No hubo historia de aventuras que se salvara de mí.

«Pero vamos —le decía a la señorita Roginski cuando me restablecí—. Sigue recomendándome a Stevenson cuando ya me lo he leído todo. ¿A quién leo ahora?».

«Prueba con Scott —me sugería ella—, y vamos a ver si te gusta».

Y yo probaba con el viejo sir Walter y me gustaba lo suficiente como para tragarme media docena de libros en diciembre (gran parte del mes eran las vacaciones de Navidad, por lo tanto, no tenía que interrumpir la lectura nada más que de vez en cuando para comer algo).

«¿Y ahora quién más?».

«Tal vez Cooper —me decía ella». Y yo venga a leer
El cazador de ciervos y
todo lo demás sobre los rastreadores, y un buen día, por mi cuenta me topé con Dumas y D’Artagnan y esos dos tíos me tuvieron entretenido gran parte de febrero.

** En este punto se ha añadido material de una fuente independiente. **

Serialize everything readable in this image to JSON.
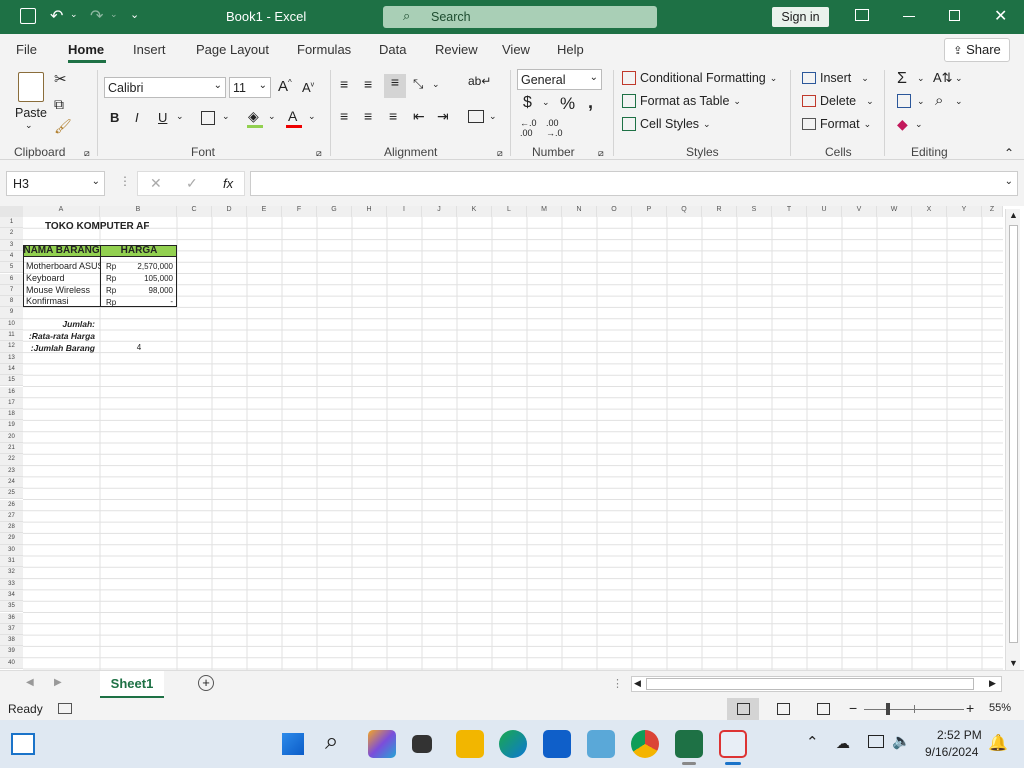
{
  "titlebar": {
    "doc_title": "Book1  -  Excel",
    "search_placeholder": "Search",
    "signin": "Sign in"
  },
  "tabs": [
    "File",
    "Home",
    "Insert",
    "Page Layout",
    "Formulas",
    "Data",
    "Review",
    "View",
    "Help"
  ],
  "share_label": "Share",
  "ribbon": {
    "clipboard": {
      "paste": "Paste",
      "group": "Clipboard"
    },
    "font": {
      "name": "Calibri",
      "size": "11",
      "group": "Font",
      "bold": "B",
      "italic": "I",
      "underline": "U"
    },
    "alignment": {
      "group": "Alignment"
    },
    "number": {
      "format": "General",
      "group": "Number"
    },
    "styles": {
      "cond": "Conditional Formatting",
      "table": "Format as Table",
      "cell": "Cell Styles",
      "group": "Styles"
    },
    "cells": {
      "insert": "Insert",
      "delete": "Delete",
      "format": "Format",
      "group": "Cells"
    },
    "editing": {
      "group": "Editing"
    }
  },
  "formula_bar": {
    "name_box": "H3",
    "fx": "fx",
    "value": ""
  },
  "columns": [
    "A",
    "B",
    "C",
    "D",
    "E",
    "F",
    "G",
    "H",
    "I",
    "J",
    "K",
    "L",
    "M",
    "N",
    "O",
    "P",
    "Q",
    "R",
    "S",
    "T",
    "U",
    "V",
    "W",
    "X",
    "Y",
    "Z"
  ],
  "rows": [
    "1",
    "2",
    "3",
    "4",
    "5",
    "6",
    "7",
    "8",
    "9",
    "10",
    "11",
    "12",
    "13",
    "14",
    "15",
    "16",
    "17",
    "18",
    "19",
    "20",
    "21",
    "22",
    "23",
    "24",
    "25",
    "26",
    "27",
    "28",
    "29",
    "30",
    "31",
    "32",
    "33",
    "34",
    "35",
    "36",
    "37",
    "38",
    "39",
    "40"
  ],
  "sheet": {
    "title": "TOKO KOMPUTER AF",
    "header_a": "NAMA BARANG",
    "header_b": "HARGA",
    "items": [
      {
        "name": "Motherboard ASUS",
        "cur": "Rp",
        "price": "2,570,000"
      },
      {
        "name": "Keyboard",
        "cur": "Rp",
        "price": "105,000"
      },
      {
        "name": "Mouse Wireless",
        "cur": "Rp",
        "price": "98,000"
      },
      {
        "name": "Konfirmasi",
        "cur": "Rp",
        "price": "-"
      }
    ],
    "jumlah": "Jumlah:",
    "ratarata": "Rata-rata Harga:",
    "jumlah_barang": "Jumlah Barang:",
    "jumlah_barang_val": "4"
  },
  "sheet_tab": "Sheet1",
  "status": {
    "ready": "Ready",
    "zoom": "55%"
  },
  "taskbar": {
    "time": "2:52 PM",
    "date": "9/16/2024"
  },
  "colors": {
    "excel_green": "#1e7145",
    "header_fill": "#92d050"
  }
}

«Te has convertido en un adicto a la novela ante mis propios ojos —me dijo la señorita Roginski—. ¿Sabes que ahora te pasas más tiempo leyendo del que solías pasarte jugando? ¿No te das cuenta de que están empeorando tus notas de matemáticas?».

No me importaba cuando me criticaba. Estábamos solos en la clase, y la perseguía para que me sugiriese a alguien interesante que devorar. Meneó la cabeza y me dijo: «Billy, no cabe duda de que estás floreciendo. Delante de mis propios ojos. La cuestión es que no sé en qué te convertirás».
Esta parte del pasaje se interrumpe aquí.